Grease accounts for two-thirds of our sewer blockages and overflows. Whether it's an 8-inch residential line or a 3-foot sewer main, grease can build up and block them all.
As a community, the responsibility to be conscientious of what we put down the drain falls on all of us. We are all responsible for maintaining our water and wastewater lines whether physically or financially.
You might think it's just a little cooking grease or oil. Just run hot water to dump it down the drain, right? The problem is that even though you use hot water, it may go down your drain, but when it joins wastewater from your neighbors, the grease floats on top of the water and sticks to the pipes as it makes its way downstream.
It can also get caught on other globs of grease and food. These blockages may go unnoticed for months because they're not fully closed off... maybe they're just partially blocked. But when we hit a time when we need peak flow in the sewer system, the pipes can't handle the volume. Then all that water gets stopped up and starts to backflow wherever it can. It may even back up into your house.
Grease is a problem all over the city but our biggest problem areas are Downtown, the East Side, Northwest Side and the West Side.
No matter how good or advanced the treatment system is, it's not going to stop grease and other debris from getting stuck.

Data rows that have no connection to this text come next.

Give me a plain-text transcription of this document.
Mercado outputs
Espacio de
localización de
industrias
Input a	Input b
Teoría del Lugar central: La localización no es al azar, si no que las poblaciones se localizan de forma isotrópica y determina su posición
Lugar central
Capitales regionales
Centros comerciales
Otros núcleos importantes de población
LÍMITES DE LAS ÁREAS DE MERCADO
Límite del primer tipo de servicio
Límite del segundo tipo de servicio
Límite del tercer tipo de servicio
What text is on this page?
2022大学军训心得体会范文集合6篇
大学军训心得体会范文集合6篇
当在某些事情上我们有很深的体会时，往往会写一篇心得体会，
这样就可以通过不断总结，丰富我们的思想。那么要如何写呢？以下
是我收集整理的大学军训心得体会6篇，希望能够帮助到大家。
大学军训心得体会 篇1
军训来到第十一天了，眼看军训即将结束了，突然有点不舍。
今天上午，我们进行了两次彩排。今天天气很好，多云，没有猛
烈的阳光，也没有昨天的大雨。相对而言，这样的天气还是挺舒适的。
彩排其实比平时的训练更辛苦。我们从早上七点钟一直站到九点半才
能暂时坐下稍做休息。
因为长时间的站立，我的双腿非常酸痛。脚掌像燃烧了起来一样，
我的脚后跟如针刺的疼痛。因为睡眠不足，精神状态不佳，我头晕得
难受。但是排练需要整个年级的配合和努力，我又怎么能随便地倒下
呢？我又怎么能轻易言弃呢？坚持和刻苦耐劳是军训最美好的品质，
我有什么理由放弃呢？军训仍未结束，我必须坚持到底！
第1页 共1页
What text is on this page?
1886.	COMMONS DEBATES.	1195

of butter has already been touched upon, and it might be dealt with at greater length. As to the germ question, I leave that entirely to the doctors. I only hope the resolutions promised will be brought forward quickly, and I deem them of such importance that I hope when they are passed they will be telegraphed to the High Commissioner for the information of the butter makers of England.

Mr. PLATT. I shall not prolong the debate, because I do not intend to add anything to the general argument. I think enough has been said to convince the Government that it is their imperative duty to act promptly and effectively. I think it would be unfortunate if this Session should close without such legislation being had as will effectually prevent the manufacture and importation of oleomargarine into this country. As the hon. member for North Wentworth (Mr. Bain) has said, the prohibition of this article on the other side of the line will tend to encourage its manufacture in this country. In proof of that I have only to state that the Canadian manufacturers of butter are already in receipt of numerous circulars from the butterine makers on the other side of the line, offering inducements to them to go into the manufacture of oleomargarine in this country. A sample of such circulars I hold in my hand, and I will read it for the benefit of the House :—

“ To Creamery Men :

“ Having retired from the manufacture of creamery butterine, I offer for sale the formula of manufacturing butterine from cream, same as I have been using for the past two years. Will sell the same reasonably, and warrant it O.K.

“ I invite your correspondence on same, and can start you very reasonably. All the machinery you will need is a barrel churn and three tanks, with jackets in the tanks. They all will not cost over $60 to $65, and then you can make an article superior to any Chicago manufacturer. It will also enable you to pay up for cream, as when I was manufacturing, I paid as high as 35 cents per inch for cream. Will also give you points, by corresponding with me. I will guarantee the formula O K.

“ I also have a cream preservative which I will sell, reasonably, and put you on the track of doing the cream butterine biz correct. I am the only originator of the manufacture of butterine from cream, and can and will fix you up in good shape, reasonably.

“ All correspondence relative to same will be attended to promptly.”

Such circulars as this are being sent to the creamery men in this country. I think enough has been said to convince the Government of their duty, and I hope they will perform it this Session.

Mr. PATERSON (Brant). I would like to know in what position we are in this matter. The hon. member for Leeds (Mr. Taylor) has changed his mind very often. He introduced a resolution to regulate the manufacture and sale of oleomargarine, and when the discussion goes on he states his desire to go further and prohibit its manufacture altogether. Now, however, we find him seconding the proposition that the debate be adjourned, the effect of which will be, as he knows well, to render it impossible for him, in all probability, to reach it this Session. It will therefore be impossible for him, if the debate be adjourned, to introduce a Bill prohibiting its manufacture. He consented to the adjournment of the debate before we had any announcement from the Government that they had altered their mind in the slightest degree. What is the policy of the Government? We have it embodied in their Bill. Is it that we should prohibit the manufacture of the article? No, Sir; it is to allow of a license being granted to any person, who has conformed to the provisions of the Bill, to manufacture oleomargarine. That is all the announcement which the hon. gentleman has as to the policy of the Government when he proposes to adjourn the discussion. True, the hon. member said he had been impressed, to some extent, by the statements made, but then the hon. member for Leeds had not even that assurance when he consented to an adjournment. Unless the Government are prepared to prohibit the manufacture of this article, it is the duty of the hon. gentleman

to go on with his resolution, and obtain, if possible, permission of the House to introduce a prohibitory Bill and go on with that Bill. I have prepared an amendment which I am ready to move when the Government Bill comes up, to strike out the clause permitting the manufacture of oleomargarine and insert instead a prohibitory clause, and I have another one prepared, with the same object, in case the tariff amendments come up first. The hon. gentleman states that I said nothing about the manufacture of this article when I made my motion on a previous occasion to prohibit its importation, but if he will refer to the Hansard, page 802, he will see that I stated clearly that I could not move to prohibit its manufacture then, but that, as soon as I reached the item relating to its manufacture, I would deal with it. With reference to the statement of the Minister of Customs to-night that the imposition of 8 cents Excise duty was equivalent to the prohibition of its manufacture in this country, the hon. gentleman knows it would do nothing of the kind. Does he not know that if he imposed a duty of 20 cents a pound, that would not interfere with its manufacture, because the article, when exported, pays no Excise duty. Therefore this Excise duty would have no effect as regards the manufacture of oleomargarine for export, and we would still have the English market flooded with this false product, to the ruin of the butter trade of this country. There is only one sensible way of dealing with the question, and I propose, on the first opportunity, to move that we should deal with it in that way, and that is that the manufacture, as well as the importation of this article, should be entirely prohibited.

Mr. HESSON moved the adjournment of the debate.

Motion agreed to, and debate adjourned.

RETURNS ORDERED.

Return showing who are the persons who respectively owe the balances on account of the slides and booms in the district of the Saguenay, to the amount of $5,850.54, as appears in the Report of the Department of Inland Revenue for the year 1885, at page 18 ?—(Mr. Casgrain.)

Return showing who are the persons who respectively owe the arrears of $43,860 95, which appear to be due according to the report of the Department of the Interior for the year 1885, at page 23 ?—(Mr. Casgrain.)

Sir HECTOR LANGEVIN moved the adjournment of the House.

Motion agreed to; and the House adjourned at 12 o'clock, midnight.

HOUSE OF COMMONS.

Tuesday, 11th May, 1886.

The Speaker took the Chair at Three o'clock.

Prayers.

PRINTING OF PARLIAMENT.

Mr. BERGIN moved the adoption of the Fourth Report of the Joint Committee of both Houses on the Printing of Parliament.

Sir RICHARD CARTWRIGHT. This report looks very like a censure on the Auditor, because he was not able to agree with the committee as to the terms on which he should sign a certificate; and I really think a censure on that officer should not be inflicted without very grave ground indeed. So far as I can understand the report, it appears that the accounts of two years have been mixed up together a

Because even if isn't your house it may be your neighbor's house. Just because you personally haven't experienced an overflow doesn't mean it can't affect you.
Grease can also cause sewage to back into neighborhood streets, even into your home — remember anywhere water can get out it will.
It's also an issue of cost.
Ahoskie has crews that head out every day with pressure washers and cameras to do routine maintenance and make sure the sewer pipes are able to work properly. But emergencies require extra manpower and other resources, especially if pipe repair or replacement is needed. Construction isn't cheap and Ahoskie is already doing a lot of work to maintain and replace our aging sewer infrastructure.
We are working with restaurants and businesses who prepare food as a part of their daily routine.
Restaurants and other commercial food preparation companies are required by law to use grease traps and properly dispose of oil and grease products in an approved container. If they don't, they can be fined and have legal action brought against them. Ahoskie is working with businesses in the food and restaurant industry to keep owners and employees up-to-date on proper grease disposal.
Grease is more than just oil or melted butter. It also comes from dairy foods like whole milk. It's in the goo that you pour out of the top of your canned goods after opening them. It's peanut butter, fried foods or leftovers that get chopped up in your garbage disposal, salad dressing, cooking lard for baking, even frosting on cake. If it contains fats of any kind, those fats will be released as it decomposes and clog up our pipes.
Use a disposable container to get rid of cooled grease and fats. Make sure you use some sort of container that won't melt or deteriorate. Keep it by or under your sink so it's handy when you're cleaning up.
One of the best things you can do is educate your children, friends, family and co-workers about the importance of grease disposal.